L'impératrice a été échangée ? Qui aurait osé une telle chose ? Sans aucun doute, le principal suspect est l'empereur, qui a toujours détesté l'impératrice. Aussi, après la suggestion de Yang Tian, la première pensée de Madame Leng fut de demander à l'empereur de lui rendre sa fille. Elle dit à Yang Tian avec insistance :

« Tian'er, dépêche-toi d'aller chercher le cheval chez ta mère. Je vais immédiatement poursuivre l'empereur et lui demander où il a caché mon Rui'er ! »

À ce moment-là, les serviteurs du palais qui gardaient l'Impératrice ne purent plus supporter d'entendre. Ils plaisantaient

; l'Impératrice avait été échangée à la naissance.
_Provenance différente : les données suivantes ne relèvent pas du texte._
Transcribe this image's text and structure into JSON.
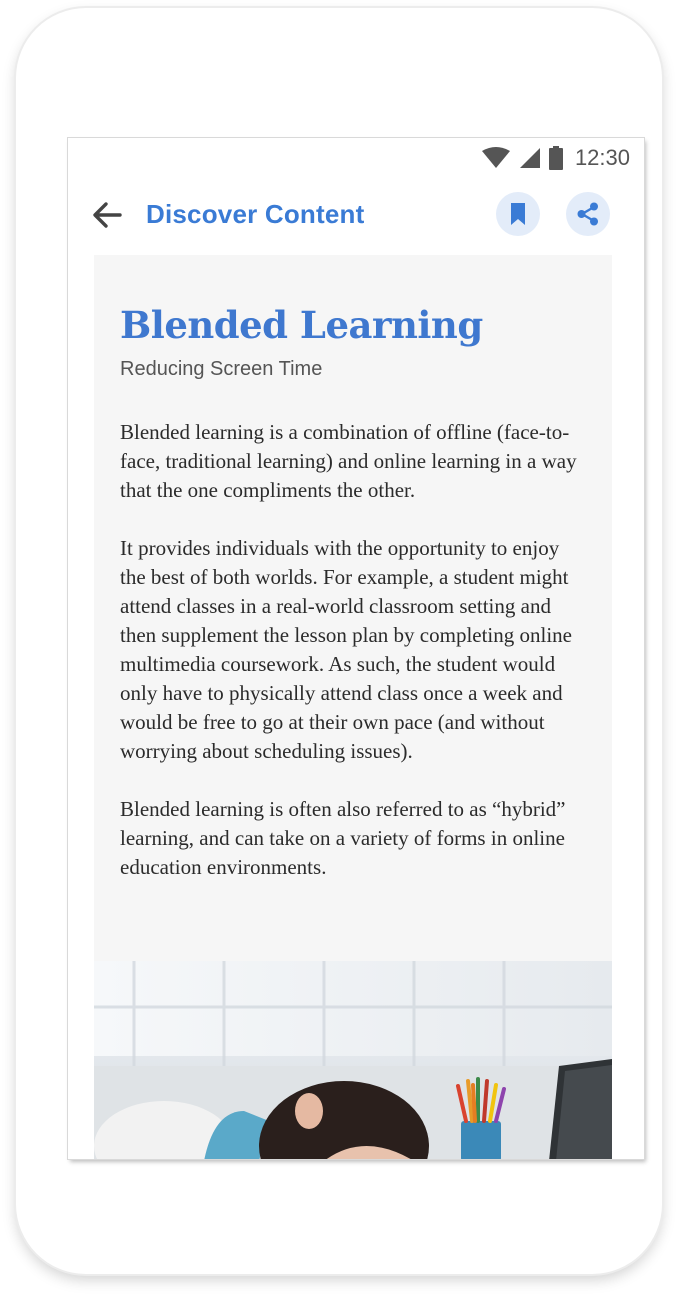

Et eux, les serviteurs qui prenaient soin de l'Impératrice, étaient naturellement les premiers à en souffrir. Ils tremblaient tous et s'agenouillaient, implorant sa pitié. Seule Chunlian, la femme de chambre personnelle de l'Impératrice, se défendit bruyamment

:

« Impossible ! Nous suivons Votre Altesse de près depuis trois ans. Nous connaissons parfaitement chaque petite marque sur son corps. Par conséquent, nous pouvons garantir qu'il n'y a eu aucun remplacement. »

En entendant parler de marques, les trois membres de la famille Leng s'animèrent aussitôt. Après avoir échangé un regard, Madame Leng demanda

:

« Oh ! Alors dites-moi, quelles marques l'impératrice a-t-elle sur le corps ? »

« Sa Majesté l’Impératrice a une tache de naissance rouge sous l’épaule droite et trois cicatrices dans le dos », répondit Chun Lian avec aisance.

Un sourire froid se dessina malgré lui sur les lèvres de Madame Leng lorsqu'elle demanda d'une voix glaciale : « C'est tout ? »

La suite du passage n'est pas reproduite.